É fundamental aumentar a literacia da comunidade em relação a este tema, quebrar barreiras e perceber que o diagnóstico de epilepsia não é necessariamente sinónimo de menor capacidade intelectual

Durante a gravidez, a mulher deverá ter um acompanhamento mais regular com o seu neurologista, sendo um período em que reajustes na dose da medicação podem ser necessários. Habitualmente e, do ponto de vista de vigilância obstétrica, estas mulheres apresentam também algumas particularidades, sendo, por exemplo, recomendada a realização de um ecocardiograma fetal. Em relação ao parto, o diagnóstico de epilepsia não obriga a uma abordagem diferente da recomendada em relação às mulheres sem esta patologia.

No seu entender, que ideias importa desmistificar sobre esta doença e, assim, desafiar o estigma e abrir portas para a inclusão?

A grande maioria das pessoas com epilepsia não tem um défice intelectual, pode e constitui família, tem hobbies e pode praticar quase todos os desportos e atividades físicas sem limitações ou adquirindo algumas medidas de precaução adicionais. É fundamental aumentar a literacia da comunidade em relação a este tema, quebrar barreiras e perceber que o diagnóstico de epilepsia não é necessariamente sinónimo de menor capacidade intelectual.

Como devemos atuar quando estamos próximos de uma pessoa com uma crise epilética?

Se a crise for 'mais ligeira', sem queda ou movimentos convulsivos associados, mas associada a alguma confusão e comportamento estranho, devemos proteger a pessoa de um eventual perigo e dar o apoio necessário até à recuperação completa da consciência. No final, podemos procurar explicar à pessoa o que aconteceu de forma clara e calma. Se o doente apresentar uma crise convulsiva generalizada, em que há movimentos involuntários dos quatro membros e queda, devemos manter a calma e procurar controlar a duração da crise, olhando periodicamente para o relógio; proteger a cabeça da pessoa, colocando debaixo dela uma peça de roupa ou, se necessário, apoiá-la com as próprias mãos; quando os movimentos pararem, colocar a pessoa de lado e desapertar-lhe a roupa à volta do pescoço; e permanecer com a pessoa até que a mesma recupere completamente os sentidos e respire normalmente. Tão importante como saber o que fazer, é perceber o que não se deve fazer durante a crise convulsiva: não se deve introduzir qualquer objeto na boca, nem tentar puxar a língua; não se deve tentar forçar a pessoa a ficar quieta; e não se deve dar nada a beber até que a pessoa esteja completamente recuperada.

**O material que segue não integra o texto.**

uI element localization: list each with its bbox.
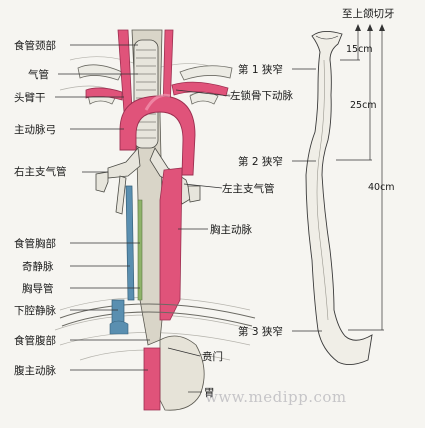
label-esophagus-cervical: 食管颈部 xyxy=(14,40,56,52)
label-esophagus-thoracic: 食管胸部 xyxy=(14,238,56,250)
label-aortic-arch: 主动脉弓 xyxy=(14,124,56,136)
label-stricture-2: 第 2 狭窄 xyxy=(238,156,283,168)
label-distance-15cm: 15cm xyxy=(346,44,373,55)
trachea xyxy=(133,39,159,149)
label-cardia: 贲门 xyxy=(202,351,223,363)
inferior-vena-cava xyxy=(109,299,129,335)
label-to-upper-incisors: 至上颌切牙 xyxy=(342,8,395,20)
label-stricture-1: 第 1 狭窄 xyxy=(238,64,283,76)
watermark: www.medipp.com xyxy=(205,388,347,406)
label-right-main-bronchus: 右主支气管 xyxy=(14,166,67,178)
label-distance-40cm: 40cm xyxy=(368,182,395,193)
label-thoracic-aorta: 胸主动脉 xyxy=(210,224,252,236)
label-trachea: 气管 xyxy=(28,69,49,81)
label-stricture-3: 第 3 狭窄 xyxy=(238,326,283,338)
label-distance-25cm: 25cm xyxy=(350,100,377,111)
label-azygos-vein: 奇静脉 xyxy=(22,261,54,273)
leader-lines-left xyxy=(55,44,231,393)
label-left-subclavian-artery: 左锁骨下动脉 xyxy=(230,90,293,102)
label-thoracic-duct: 胸导管 xyxy=(22,283,54,295)
label-abdominal-aorta: 腹主动脉 xyxy=(14,365,56,377)
distance-brackets xyxy=(336,28,384,331)
label-inferior-vena-cava: 下腔静脉 xyxy=(14,305,56,317)
esophagus-profile xyxy=(305,31,373,365)
stricture-pointers xyxy=(292,68,322,332)
label-left-main-bronchus: 左主支气管 xyxy=(222,183,275,195)
label-stomach: 胃 xyxy=(204,387,215,399)
label-esophagus-abdominal: 食管腹部 xyxy=(14,335,56,347)
stomach xyxy=(159,335,205,411)
diaphragm xyxy=(59,303,256,327)
arrowheads xyxy=(355,24,385,31)
thoracic-aorta xyxy=(159,167,183,321)
neck-arteries xyxy=(85,29,229,113)
abdominal-aorta xyxy=(143,347,161,411)
label-brachiocephalic-trunk: 头臂干 xyxy=(14,92,46,104)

Existem associações onde estes doentes possam procurar ajuda?

Sim. A Liga Portuguesa Contra a Epilepsia (LPCE) é uma associação particular sem fins lucrativos, de cariz técnico-científico, que congrega técnicos de várias áreas, motivados em melhorar os cuidados de saúde prestados às pessoas com epilepsia em Portugal. As pessoas e familiares com epilepsia podem contactar a LPCE, colocando as suas dúvidas e expondo as suas preocupações. A LPCE tem desenvolvido várias iniciativas que visam uma maior literacia da comunidade. Uma das iniciativas a ser desenvolvida é o Projeto Epiescolas, que surgiu da vontade que a LPCE sentiu em dar resposta às necessidades veiculadas por parte de algumas escolas no que diz respeito ao maior conhecimento sobre epilepsia em contexto escolar. A LPCE proporciona formações online gratuitas, dirigidas não só aos professores, como restantes profissionais que integram a comunidade escolar. Nestes webinars são abordados temas de particular interesse em ambiente escolar, nomeadamente a identificação dos principais tipos de crises epilépticas, modo de atuação perante as mesmas e reconhecimento dos fatores que podem tornar uma crise epiléptica numa emergência médica. Para inscrever a escola, basta enviar e-mail para a LPCE a expressar o interesse na formação.